This paper was presented at CSCW in Banff, Canada, Nov 4-8, 2006.

Authors:

  • Shilad Sen
  • Shyong K. (Tony) Lam
  • Al Mamunur Rashid
  • Dan Cosley
  • Dan Frankowski
  • Jeremy Osterhouse
  • F. Maxwell Harper
  • John Riedl
  • all from University of Minnesota

Tags can be characterized as “selfish work that benefits the community.” So they are a good thing and we should understand what gets people to contribute them.

Types of tags:

  • factual: e.g. del.icio.us
  • subjective: e.g. amazon.com (”good” “great”)
  • personal: personally meaningful, perhaps date related

Today, most of the tags are factual in MovieLens, a movie recommendation site and their research platform.

Experiment

Created 4 tagging communities to determine what sharing conditions influenced how tags were created.
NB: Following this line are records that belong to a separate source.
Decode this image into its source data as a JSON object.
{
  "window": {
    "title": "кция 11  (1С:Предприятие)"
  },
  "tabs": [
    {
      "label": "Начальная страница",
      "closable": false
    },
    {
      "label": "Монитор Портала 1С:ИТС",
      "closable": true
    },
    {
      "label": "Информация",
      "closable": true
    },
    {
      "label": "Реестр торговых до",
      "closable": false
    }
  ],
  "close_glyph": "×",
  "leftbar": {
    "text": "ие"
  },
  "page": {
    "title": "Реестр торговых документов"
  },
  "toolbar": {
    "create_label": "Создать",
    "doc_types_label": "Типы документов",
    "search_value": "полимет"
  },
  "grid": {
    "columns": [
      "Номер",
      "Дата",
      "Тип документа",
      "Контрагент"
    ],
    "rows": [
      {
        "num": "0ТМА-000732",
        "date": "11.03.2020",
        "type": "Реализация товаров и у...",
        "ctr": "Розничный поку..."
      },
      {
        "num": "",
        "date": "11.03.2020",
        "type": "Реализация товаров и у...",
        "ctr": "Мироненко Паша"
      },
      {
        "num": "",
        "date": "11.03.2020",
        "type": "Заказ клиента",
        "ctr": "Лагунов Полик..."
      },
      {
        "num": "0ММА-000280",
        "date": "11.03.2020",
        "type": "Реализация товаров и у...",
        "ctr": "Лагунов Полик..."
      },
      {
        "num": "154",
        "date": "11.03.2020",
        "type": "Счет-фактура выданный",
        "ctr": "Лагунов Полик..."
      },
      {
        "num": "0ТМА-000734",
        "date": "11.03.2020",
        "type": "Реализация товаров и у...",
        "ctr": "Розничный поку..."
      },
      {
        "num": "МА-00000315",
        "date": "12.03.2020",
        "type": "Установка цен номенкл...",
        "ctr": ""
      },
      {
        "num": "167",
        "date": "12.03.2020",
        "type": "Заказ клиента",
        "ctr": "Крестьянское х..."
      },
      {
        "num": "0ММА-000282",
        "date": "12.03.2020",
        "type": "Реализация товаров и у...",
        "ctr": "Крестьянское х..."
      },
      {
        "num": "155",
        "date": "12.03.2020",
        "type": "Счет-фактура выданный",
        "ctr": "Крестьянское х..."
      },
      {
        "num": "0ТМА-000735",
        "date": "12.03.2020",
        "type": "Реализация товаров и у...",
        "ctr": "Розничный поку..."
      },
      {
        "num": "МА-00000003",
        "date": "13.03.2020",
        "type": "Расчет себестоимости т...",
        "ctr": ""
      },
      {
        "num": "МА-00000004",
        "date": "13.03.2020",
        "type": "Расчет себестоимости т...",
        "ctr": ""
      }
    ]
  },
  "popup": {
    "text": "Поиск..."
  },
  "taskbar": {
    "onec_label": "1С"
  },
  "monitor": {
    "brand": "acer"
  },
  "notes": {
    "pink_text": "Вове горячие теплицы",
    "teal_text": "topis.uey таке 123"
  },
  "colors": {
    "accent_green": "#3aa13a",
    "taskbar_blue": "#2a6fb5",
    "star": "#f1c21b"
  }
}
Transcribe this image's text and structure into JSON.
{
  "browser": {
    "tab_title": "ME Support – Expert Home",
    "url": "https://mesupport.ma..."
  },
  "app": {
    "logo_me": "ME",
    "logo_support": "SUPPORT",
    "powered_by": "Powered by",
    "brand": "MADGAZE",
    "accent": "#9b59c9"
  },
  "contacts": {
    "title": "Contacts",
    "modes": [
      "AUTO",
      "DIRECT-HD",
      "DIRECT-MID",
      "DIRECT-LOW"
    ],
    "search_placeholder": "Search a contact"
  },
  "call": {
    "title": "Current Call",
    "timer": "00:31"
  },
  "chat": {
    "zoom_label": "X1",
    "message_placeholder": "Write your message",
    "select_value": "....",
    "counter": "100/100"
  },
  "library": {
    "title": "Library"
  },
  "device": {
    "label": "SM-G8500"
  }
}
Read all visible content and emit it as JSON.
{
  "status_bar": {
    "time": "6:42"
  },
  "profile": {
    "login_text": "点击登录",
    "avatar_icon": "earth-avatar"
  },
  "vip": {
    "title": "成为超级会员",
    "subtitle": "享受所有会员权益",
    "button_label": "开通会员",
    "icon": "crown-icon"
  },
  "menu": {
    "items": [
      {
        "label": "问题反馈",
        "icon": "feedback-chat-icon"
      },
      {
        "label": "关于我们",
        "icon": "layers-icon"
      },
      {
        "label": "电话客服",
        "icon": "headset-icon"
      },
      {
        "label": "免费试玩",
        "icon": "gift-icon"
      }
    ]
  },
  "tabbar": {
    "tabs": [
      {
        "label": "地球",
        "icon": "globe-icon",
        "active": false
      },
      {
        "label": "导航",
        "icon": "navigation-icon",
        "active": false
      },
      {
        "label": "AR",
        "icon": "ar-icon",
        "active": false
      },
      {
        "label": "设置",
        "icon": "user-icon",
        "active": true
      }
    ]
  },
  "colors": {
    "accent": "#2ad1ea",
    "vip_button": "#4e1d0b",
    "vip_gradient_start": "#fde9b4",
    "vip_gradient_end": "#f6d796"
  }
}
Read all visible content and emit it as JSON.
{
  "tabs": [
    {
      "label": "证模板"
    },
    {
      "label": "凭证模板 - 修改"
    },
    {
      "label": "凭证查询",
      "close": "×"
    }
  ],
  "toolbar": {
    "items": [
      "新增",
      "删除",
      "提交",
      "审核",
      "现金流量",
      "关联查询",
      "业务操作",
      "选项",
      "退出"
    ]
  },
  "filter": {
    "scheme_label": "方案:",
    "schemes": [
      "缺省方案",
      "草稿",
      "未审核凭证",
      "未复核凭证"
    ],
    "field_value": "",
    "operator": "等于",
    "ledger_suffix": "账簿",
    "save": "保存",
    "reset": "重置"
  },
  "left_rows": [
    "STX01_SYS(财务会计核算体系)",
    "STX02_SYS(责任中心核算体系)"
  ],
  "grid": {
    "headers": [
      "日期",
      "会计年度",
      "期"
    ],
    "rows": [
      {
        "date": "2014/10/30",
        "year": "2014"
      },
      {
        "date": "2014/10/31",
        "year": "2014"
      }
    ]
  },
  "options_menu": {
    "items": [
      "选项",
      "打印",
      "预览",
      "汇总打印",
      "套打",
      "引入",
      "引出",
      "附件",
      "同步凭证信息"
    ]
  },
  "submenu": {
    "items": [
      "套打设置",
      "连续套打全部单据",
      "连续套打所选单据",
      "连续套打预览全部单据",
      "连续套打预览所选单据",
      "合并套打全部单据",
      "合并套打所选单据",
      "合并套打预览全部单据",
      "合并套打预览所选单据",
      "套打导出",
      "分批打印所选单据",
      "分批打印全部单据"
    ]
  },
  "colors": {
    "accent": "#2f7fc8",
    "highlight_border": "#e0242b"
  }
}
The four conditions:

  1. no shared tags
  2. randomly chose some tags to share
  3. shared the most popular tags to share
  4. inference algorithm that found similar movies and found most popular tags across all of these movies, shared those

These 4 conditions generated 4 different types of tagging practices:

  1. tags were split evenly between personal, subjective, and factual
  2. favored subjective tags with a fair share of factual too
  3. favored factual tags
  4. favored factual tags

2,3,4 had very few personal tags

Conclusions:

  • people only liked the subjective tags they agree with
  • people like factual tags a lot
  • personal tags of others are not useful at all, but personally, they are very useful

Their data is highly influenced by a few number of people contributing a high proportion of the tags, but Shilad didn’t think this skew influenced the results.